Disparités territoriales et difficultés d’accès
La Guyane est également la région où le recours à l’IVG chez les mineures est le plus fréquent. En 2023, 22 adolescentes âgées de 15 à 17 ans sur 1 000 y ont eu recours, contre une moyenne nationale de 5,6 ‰. Toutefois, selon les professionnels de santé locaux, l’accès à l’IVG reste compliqué pour certaines populations, notamment les mineures et les femmes en situation de précarité ou isolées.
Le Dr Nadia Thomas, lors d’une rencontre avec des professionnels à la Communauté professionnelle territoriale de santé (CPTS), estime que les chiffres réels pourraient être plus élevés, évoquant un taux de 50 ‰, en raison de données encore incomplètes (notamment les IVG non remboursées). La DREES, pour sa part, suggère que les chiffres pourraient être surestimés en raison du nombre d’IVG pratiquées sur des femmes ne résidant pas en Guyane.
Évolution des données et tendances
Selon la présidente du Réseau Périnat Guyane, l’augmentation apparente du nombre d’IVG serait en partie due à une meilleure collecte des données. Ainsi, si le nombre officiel d’interventions est passé de 2 268 en 2017 à 3 685 en 2023, la tendance réelle serait plus modérée, avec une stabilité notable chez les mineures et une hausse chez les adultes.

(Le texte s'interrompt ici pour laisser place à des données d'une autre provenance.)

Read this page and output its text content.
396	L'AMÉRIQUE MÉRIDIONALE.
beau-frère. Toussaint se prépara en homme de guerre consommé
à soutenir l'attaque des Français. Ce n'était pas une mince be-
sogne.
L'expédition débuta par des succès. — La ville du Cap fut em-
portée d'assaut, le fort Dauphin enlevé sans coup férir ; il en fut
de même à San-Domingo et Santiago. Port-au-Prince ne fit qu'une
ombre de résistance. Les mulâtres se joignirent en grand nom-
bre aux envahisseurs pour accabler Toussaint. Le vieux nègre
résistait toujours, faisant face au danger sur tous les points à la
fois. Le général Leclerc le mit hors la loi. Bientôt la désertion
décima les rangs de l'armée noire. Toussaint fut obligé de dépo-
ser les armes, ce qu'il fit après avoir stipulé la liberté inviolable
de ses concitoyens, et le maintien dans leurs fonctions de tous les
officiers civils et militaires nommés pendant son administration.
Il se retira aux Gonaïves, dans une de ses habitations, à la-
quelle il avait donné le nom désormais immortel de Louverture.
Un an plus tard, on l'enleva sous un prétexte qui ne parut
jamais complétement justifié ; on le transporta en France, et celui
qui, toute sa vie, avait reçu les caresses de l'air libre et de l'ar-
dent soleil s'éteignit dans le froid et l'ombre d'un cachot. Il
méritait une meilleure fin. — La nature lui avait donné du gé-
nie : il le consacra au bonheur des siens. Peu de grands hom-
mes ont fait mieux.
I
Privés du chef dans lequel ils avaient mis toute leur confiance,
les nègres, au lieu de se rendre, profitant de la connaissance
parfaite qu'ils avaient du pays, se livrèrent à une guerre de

Les chiffres de la Guyane illustrent des disparités importantes au sein des territoires français. En 2023, les Pays de la Loire affichaient le taux de recours à l’IVG le plus bas (12,7 ‰), tandis que la Guadeloupe, deuxième région la plus concernée après la Guyane, atteignait un taux de 44,5 ‰. Chez les adolescentes, les écarts sont similaires : la Bretagne, avec un taux de 4,3 ‰, contraste fortement avec Mayotte (15 ‰), elle-même dépassée par la Guyane.
Ces données mettent en lumière des enjeux spécifiques en matière de prévention des grossesses non désirées, d’éducation sexuelle et d’accès à la contraception, qui restent des défis majeurs pour la Guyane.